Red Cross Aid Given in Probe of ‘Massacre’
Will Help Obtain Neutral Experts to Investigate Nazi Charges
By PAUL GHALI
SPECIAL RADIO To The Binghamton Press and the Chicago Daily News, Inc.
Berne, April 23. 1943—The International Committee of the Red Cross in Geneva, after deliberating for nearly a week in the closest secrecy the requests of the Polish and German Governments to participate in identification of bodies exhumed in Katyn Forest, has just issued an official communique declaring its readiness “in principle to assist in the appointment of neutral experts” to investigate the affair.
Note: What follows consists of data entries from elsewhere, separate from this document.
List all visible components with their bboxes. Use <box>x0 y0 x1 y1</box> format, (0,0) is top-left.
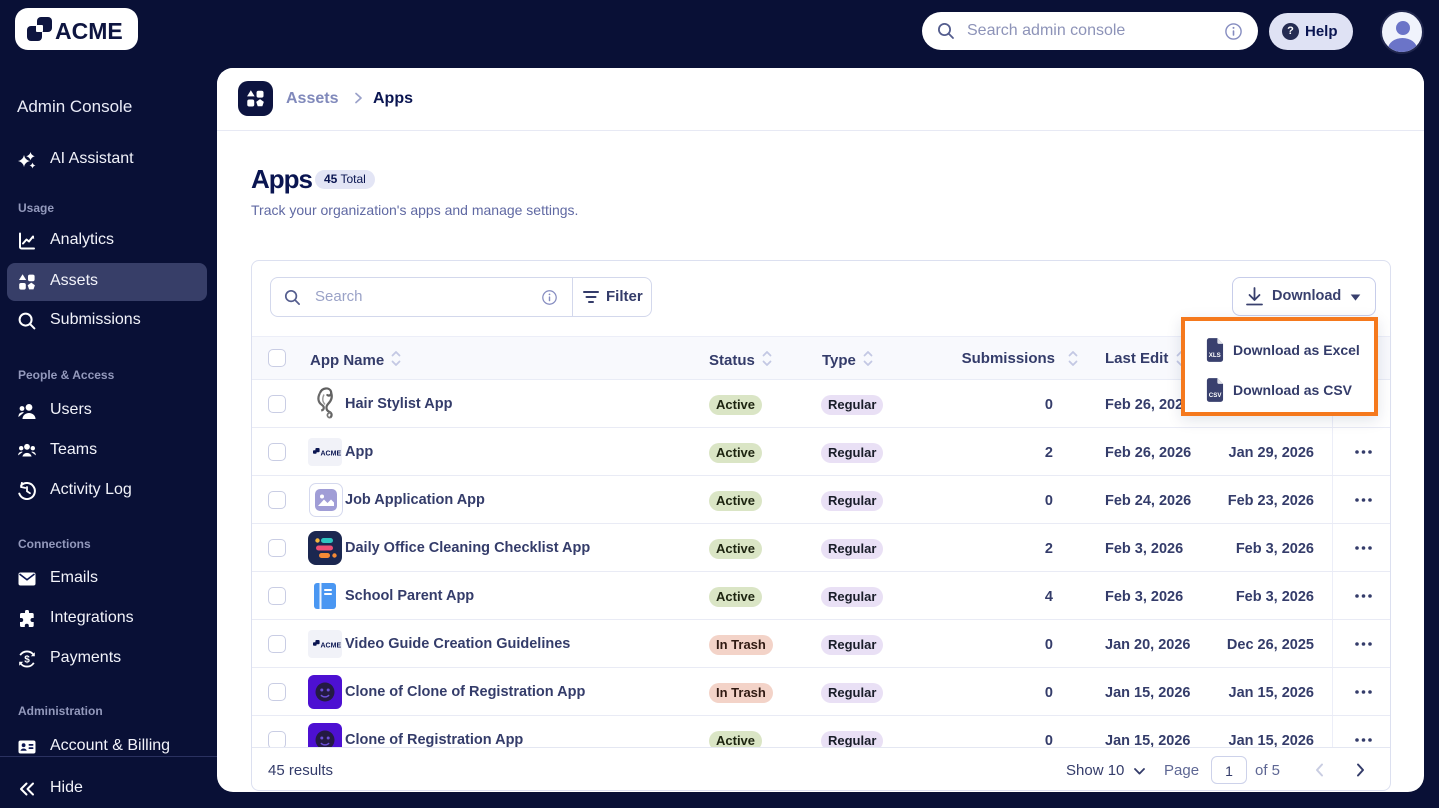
svg-text:ACME: ACME <box>321 643 342 650</box>
svg-text:XLS: XLS <box>1209 352 1221 359</box>
svg-text:$: $ <box>24 655 30 666</box>
svg-text:CSV: CSV <box>1209 392 1223 399</box>
svg-text:ACME: ACME <box>321 451 342 458</box>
The committee’s decision, however, is made subject to the expressed condition that “all parties concerned” request its intervention in accordance with the memorandum of Sept. 12, 1929, in which the committee informed belligerents of the principles by which it would be guided in making inquiries.
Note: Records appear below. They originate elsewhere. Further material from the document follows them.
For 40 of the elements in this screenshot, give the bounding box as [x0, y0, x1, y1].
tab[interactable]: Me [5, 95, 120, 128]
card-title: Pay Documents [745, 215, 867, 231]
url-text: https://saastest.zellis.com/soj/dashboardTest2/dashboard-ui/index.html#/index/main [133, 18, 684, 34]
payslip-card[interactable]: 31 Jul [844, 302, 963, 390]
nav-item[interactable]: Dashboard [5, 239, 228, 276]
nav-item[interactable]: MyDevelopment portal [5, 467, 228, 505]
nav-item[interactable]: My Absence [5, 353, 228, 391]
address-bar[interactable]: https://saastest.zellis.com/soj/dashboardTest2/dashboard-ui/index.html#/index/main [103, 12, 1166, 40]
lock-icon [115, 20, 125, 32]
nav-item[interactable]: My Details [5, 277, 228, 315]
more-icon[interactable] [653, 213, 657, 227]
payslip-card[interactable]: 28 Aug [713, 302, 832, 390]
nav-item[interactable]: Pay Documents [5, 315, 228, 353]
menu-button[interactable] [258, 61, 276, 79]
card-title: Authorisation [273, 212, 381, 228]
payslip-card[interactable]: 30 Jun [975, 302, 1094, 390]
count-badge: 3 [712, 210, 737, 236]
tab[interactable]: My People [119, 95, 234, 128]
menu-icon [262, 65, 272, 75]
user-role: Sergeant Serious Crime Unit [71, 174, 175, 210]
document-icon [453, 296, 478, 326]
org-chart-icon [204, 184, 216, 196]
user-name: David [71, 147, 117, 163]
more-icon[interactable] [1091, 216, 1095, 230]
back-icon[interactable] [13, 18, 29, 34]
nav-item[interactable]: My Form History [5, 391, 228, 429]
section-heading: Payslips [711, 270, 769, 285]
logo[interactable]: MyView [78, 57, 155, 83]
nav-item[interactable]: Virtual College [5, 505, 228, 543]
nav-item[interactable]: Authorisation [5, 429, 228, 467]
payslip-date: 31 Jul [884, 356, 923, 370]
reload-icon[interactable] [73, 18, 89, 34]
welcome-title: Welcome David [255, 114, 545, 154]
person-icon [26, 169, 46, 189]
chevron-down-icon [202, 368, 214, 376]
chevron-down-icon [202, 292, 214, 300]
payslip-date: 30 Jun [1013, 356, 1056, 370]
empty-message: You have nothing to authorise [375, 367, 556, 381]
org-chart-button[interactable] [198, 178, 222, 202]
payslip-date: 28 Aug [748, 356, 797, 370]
The result of today’s decision is, naturally, that the committee will not intervene unless requested to do so by Russia.
Geneva circles believe that the committee is extremely reluctant to be dragged into the affair but simultaneously does not wish to incur the displeasure of any government on whose good will it must rely for success in its work.
The communique just issued represents a compromise between the conflicting issues at stake.
EDITOR’S NOTE: Poland’s government in exile seeks an investigation into Germany’s charge that 10,000 Polish officers had been massacred in 1940 by the Russians and buried near Smolensk. Moscow argues that its Polish ally should be loyal enough not to swallow Nazi allegations.